Den Soul psychedelisiert

Fisher spielt das an einigen Musikbeispielen aus den Sechzigern lose durch, unter anderem auch an Sly and the Family Stone. Im Vergleich zu dieser Band wirkt vieles, was in Harlem gespielt wurde, musikalisch traditionell; die ambitionierten Werke von Stevie Wonder etwa, bei denen dieser auch als Komponist in Erscheinung trat, sollten erst noch kommen. Sly and the Family Stone war die einzige Band, die nicht nur am Harlem Cultural Festival, sondern auch in Woodstock spielte – an beiden Orten eine erschütternde Erscheinung, eine kleine Utopie für sich: Schwarze und Weisse, Frauen und Männer, ständig changierende Gesangsstimmen und komplex verzahnte Instrumente. Die Band hatte den Funk geprägt und den Soul psychedelisiert. Und dann dieser Sly Stone: musikalisch gebildet in der Kirche, am Konservatorium und als DJ, politikaffin und modisch extravagant. Greg Tate nennt ihn einen «Proto-Prince».

«Die spielerische Freiheit und der Wagemut, die Sly and the Family Stone verkörperten», schreibt Mark Fisher, «sie hätten von einer Avantgarde stammen können.» Doch die Band habe sich nicht auf eine Elite beschränken wollen, beharrlich hätten ihre Auftritte die Frage aufgeworfen: «Warum sollte diese Boheme nicht allen offenstehen?» In Harlem brauchte die Band nur die Bühne zu betreten, und die Menge war elektrisiert. Man breche das Konzert ab, wenn das Publikum sich nicht beruhige, mahnte der Moderator.

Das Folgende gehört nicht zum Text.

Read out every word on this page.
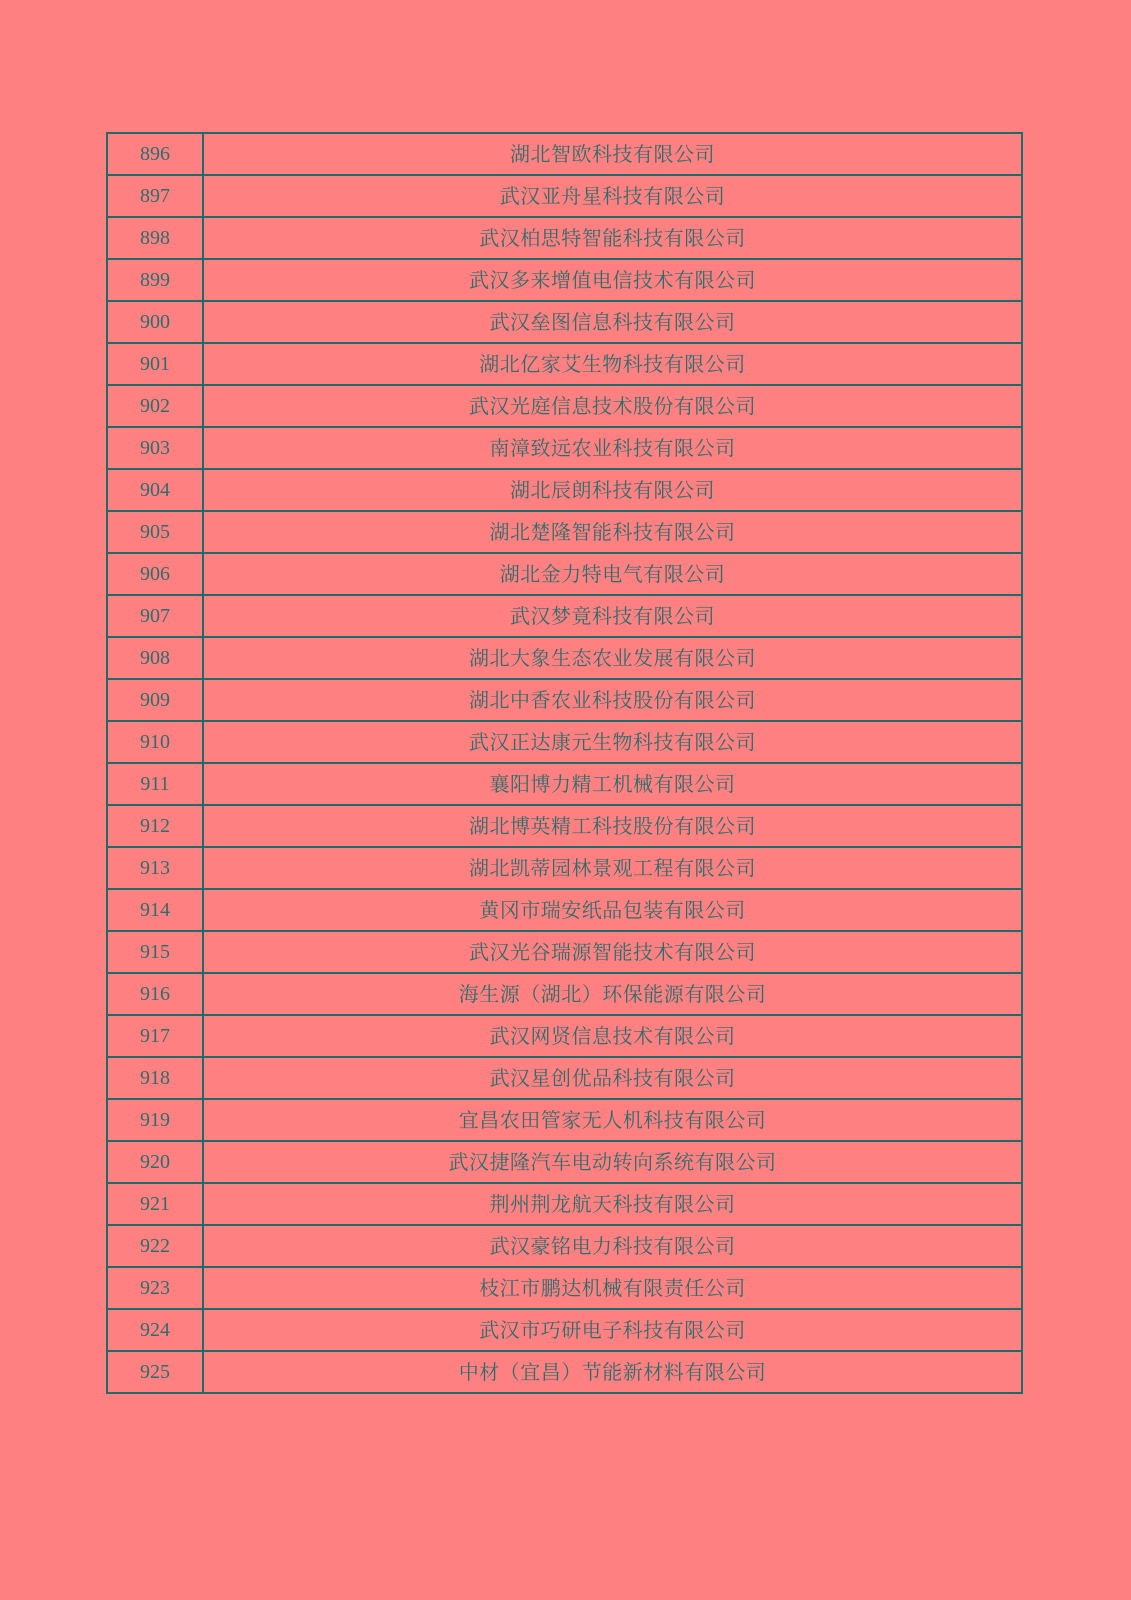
896	湖北智欧科技有限公司
897	武汉亚舟星科技有限公司
898	武汉柏思特智能科技有限公司
899	武汉多来增值电信技术有限公司
900	武汉垒图信息科技有限公司
901	湖北亿家艾生物科技有限公司
902	武汉光庭信息技术股份有限公司
903	南漳致远农业科技有限公司
904	湖北辰朗科技有限公司
905	湖北楚隆智能科技有限公司
906	湖北金力特电气有限公司
907	武汉梦竟科技有限公司
908	湖北大象生态农业发展有限公司
909	湖北中香农业科技股份有限公司
910	武汉正达康元生物科技有限公司
911	襄阳博力精工机械有限公司
912	湖北博英精工科技股份有限公司
913	湖北凯蒂园林景观工程有限公司
914	黄冈市瑞安纸品包装有限公司
915	武汉光谷瑞源智能技术有限公司
916	海生源（湖北）环保能源有限公司
917	武汉网贤信息技术有限公司
918	武汉星创优品科技有限公司
919	宜昌农田管家无人机科技有限公司
920	武汉捷隆汽车电动转向系统有限公司
921	荆州荆龙航天科技有限公司
922	武汉豪铭电力科技有限公司
923	枝江市鹏达机械有限责任公司
924	武汉市巧研电子科技有限公司
925	中材（宜昌）节能新材料有限公司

Immer wieder werden im Film utopische Kollektive beschworen, am schönsten in der Dissonanz zwischen Sly Stones Ausruf «I want to take you higher» und der zwar weiten, aber doch irgendwie belanglosen Distanz zum Mond. In einer Fernsehaufnahme kommentierte damals einer: «Der Flug zum Mond zeigt, dass Amerika keine Seele hat.» Ein paar Jahre bevor der reichste Mann der Welt sich kürzlich in seiner Rakete ins All schiessen liess, rappten A Tribe Called Quest auf ihrem phänomenalen letzten Album «We Got It from Here … Thank You 4 Your Service»: «There ain’t a space program for niggas.» «Summer of Soul» kommt sehr spät, aber die Seele, um die da im Sommer 1969 gekämpft wurde, bleibt auch für die Gegenwart ein Versprechen.

«Summer of Soul (… Or, When the Revolution Could Not Be Televised)». Regie: Questlove. USA 2021. Stream auf Disney+.